Al salir del trabajo pensó: “Hoy hay muchos italianos por el barrio”. En el vagón del metro notó con inquietud que todos lo hablaban. Levantó la vista del móvil. No parecían turistas. Había corbatas, mochilas, niñas que hablaban con sus madres. Ya en casa, su mujer lo saludó en italiano. El asintió. Cuando por fin habló, ella lo miró con extrañeza, como si estuviera bromeando. Con cada palabra que él decía, ella se iba poniendo de peor humor hasta que empezó a gritarlo y lo dejó en el salón dando un portazo. Apenas pudo dormir.
Madrugó para no coincidir con su mujer. Sentado en el coche, dudó antes de apretar, con miedo, el botón de la radio. Reconoció la canción de Franco Battiato, pero no la recordaba en ese idioma. Ya no era italiano. ¿Una lengua eslava? Era una mezcla de palabras y sonidos extraños. En otro dial se encontró con el tono de voz de un locutor que conocía. Era él, pero parecía que le estuvieran golpeando las cuerdas vocales mientras hablaba. No: era un idioma antiguo.
Decidió no ir al trabajo. Quiso escribirle un mensaje a su jefe, pero fue incapaz de reconocer los signos del móvil. Solo veía una combinación de líneas curvas. Lo único que no había cambiado eran los emoticonos, así que mezcló varios y los envió. Salió del garaje y aparcó cerca del metro para volver a cogerlo.
Los nombres de las estaciones en los carteles eran ahora combinaciones de tres ondas. Sin separaciones para las letras. Ya no las anunciaba una voz, sino una mezcla de dos. Una grave, semejante a un cántico que escondiera una amenaza y otra que lanzaba gritos agudos como arañazos sobre la piel. En el vagón vio a una pareja joven reconocerse. Se dieron dos besos. El dijo algo en esa mezcla de tonos que parecían surgir de dos gargantas. Ella asintió, echó la cabeza hacia atrás, abrió la boca y recogió en sus manos una pequeña bola de carne palpitante que le enseñó. El atrapó el trozo con los dientes y se lo tragó sin masticar. Siguieron conversando hasta que ella se bajó dos estaciones después.

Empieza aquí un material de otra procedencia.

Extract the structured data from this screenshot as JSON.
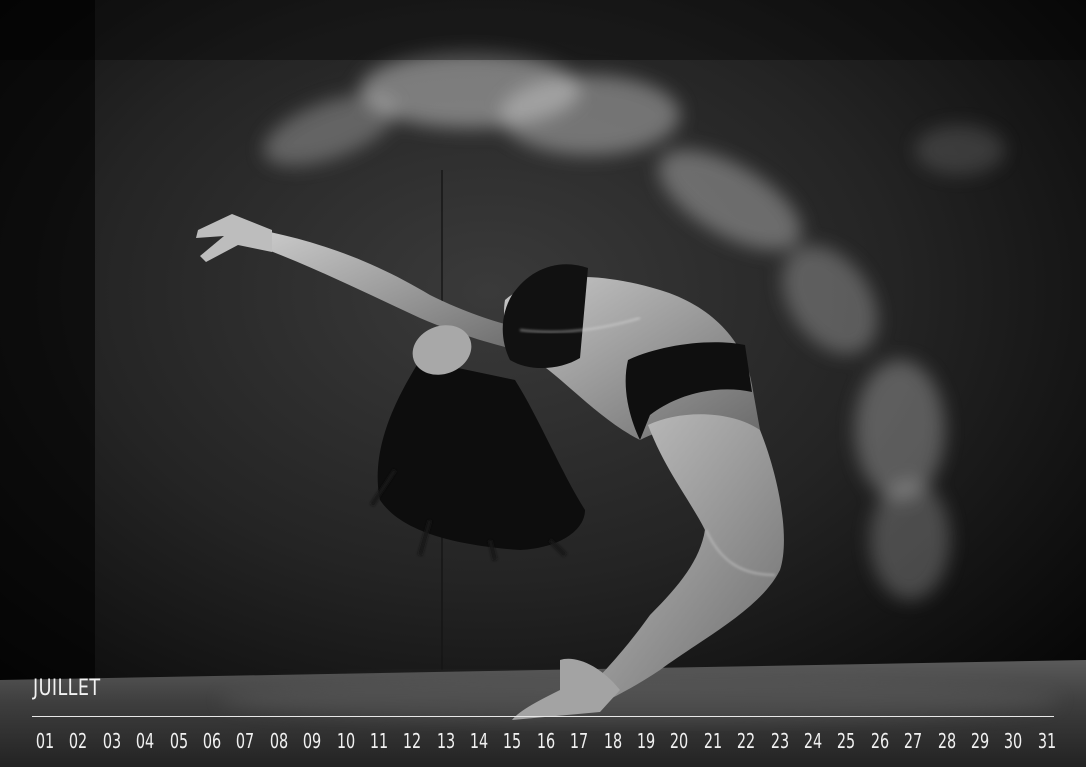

Miró al suelo y trató de calmarse. Notó que le tocaban en el hombro. Una mujer mayor le hablaba con esa doble entonación. También ella echó la cabeza hacia atrás y expulsó un trozo de carne que le ofreció. Al ver que no reaccionaba, los demás viajeros empezaron a mirarlo. Aprovechó que el vagón se había detenido para salir.
No quería subir a la superficie. Empezó a caminar sin levantar la vista. Evitaba miradas. Estaba totalmente desorientado cuando reconoció el sonido del violín que siempre escuchaba en la estación de su trabajo. Caminó hacia el violinista. Era una versión del “Hallelujah” de Leonard Cohen por la que le había dejado alguna vez unas monedas. Llegó a su lado y se sentó en el suelo, bajo la protección temporal de esas notas, tratado de recordar alguna oración de su niñez.